SOmetimes i do need to not go home till later..nothing wrong with that.

bellacita's picture

go shopping, out w friends, treat urself to dinner, whatever. take a break from the situation and in between visits, work w ur DH to find a better way for him to handle SS, and for u to cope w it all. i know its hard...i just postde about my SS15 who is a goo dkid but is starting to get that typical attitude lately and my FH is such a softie that he just lets him talk to him like that. well, i blew up when he did it to me bc i couldnt take it anymore! FHs response? he backed me but said hed been meaning to talk to SS about his attitude! hello...u have custody...u have every nite to talk to him and my blowup couldve been avoided. grrr.

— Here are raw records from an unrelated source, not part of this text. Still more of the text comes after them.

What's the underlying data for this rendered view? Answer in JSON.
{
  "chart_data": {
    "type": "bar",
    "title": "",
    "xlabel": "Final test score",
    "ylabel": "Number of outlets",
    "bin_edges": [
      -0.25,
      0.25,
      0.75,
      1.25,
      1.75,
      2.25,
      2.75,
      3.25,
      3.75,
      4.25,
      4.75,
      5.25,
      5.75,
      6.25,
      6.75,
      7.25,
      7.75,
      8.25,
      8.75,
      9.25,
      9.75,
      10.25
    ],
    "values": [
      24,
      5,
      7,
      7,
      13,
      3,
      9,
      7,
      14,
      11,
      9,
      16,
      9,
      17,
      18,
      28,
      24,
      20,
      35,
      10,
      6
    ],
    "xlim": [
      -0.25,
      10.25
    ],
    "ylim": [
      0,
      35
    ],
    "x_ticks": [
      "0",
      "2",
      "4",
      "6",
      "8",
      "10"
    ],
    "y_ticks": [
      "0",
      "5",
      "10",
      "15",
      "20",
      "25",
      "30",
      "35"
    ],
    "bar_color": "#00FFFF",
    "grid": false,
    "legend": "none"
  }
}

"Given the right reasons and the right two people, marriage is a wonderful way of experiencing your life."
~the late great George Carlin

StepLightly's picture

I have so been there too...get out with friends, go to a movie alone...do whatever you need to do so that you're not home.

Colorado Girl's picture

Maybe a little. Smile

Only because you are having the most normal of reactions to a teenager. I have this same reaction to my OWN soon to be teenager. He, too, can "annoy" me. Last night he was moaning and groaning over having to do his own laundry...so I had him finish that "over the top unfair of me to ever ask" of a task and told him to get away from me. (Literally said those exact words)

So yes, lighten up and got to the movies or wander around a bookstore. You'll hate him a lot less when you get home and he's sleeping. Smile

"For every ailment under the sun....There is a remedy, or there is none;
If there be one, try to find it; If there be none, never mind it." ~ W.W. Bartley

semi's picture

Actually after the venting today I think I will go home, it's the last night we'll see him for a few weeks probably. I believe it was in a reply to a teenage attitude issue bellacita was having that I said maybe I should go look at pictures of him when he was little so I can get a little of the bio-parent "but he was so cute when he was little" perspective.

Also, not sure why but the idea from Colorado Girl that it's okay to not want to be around him sometimes AND that it's okay to tell him so was fairly eye opening. Seems obvious when you think about it but in the middle of the fray sometimes your own name doesn't even seem obvious. I guess that's why we're all here though, right?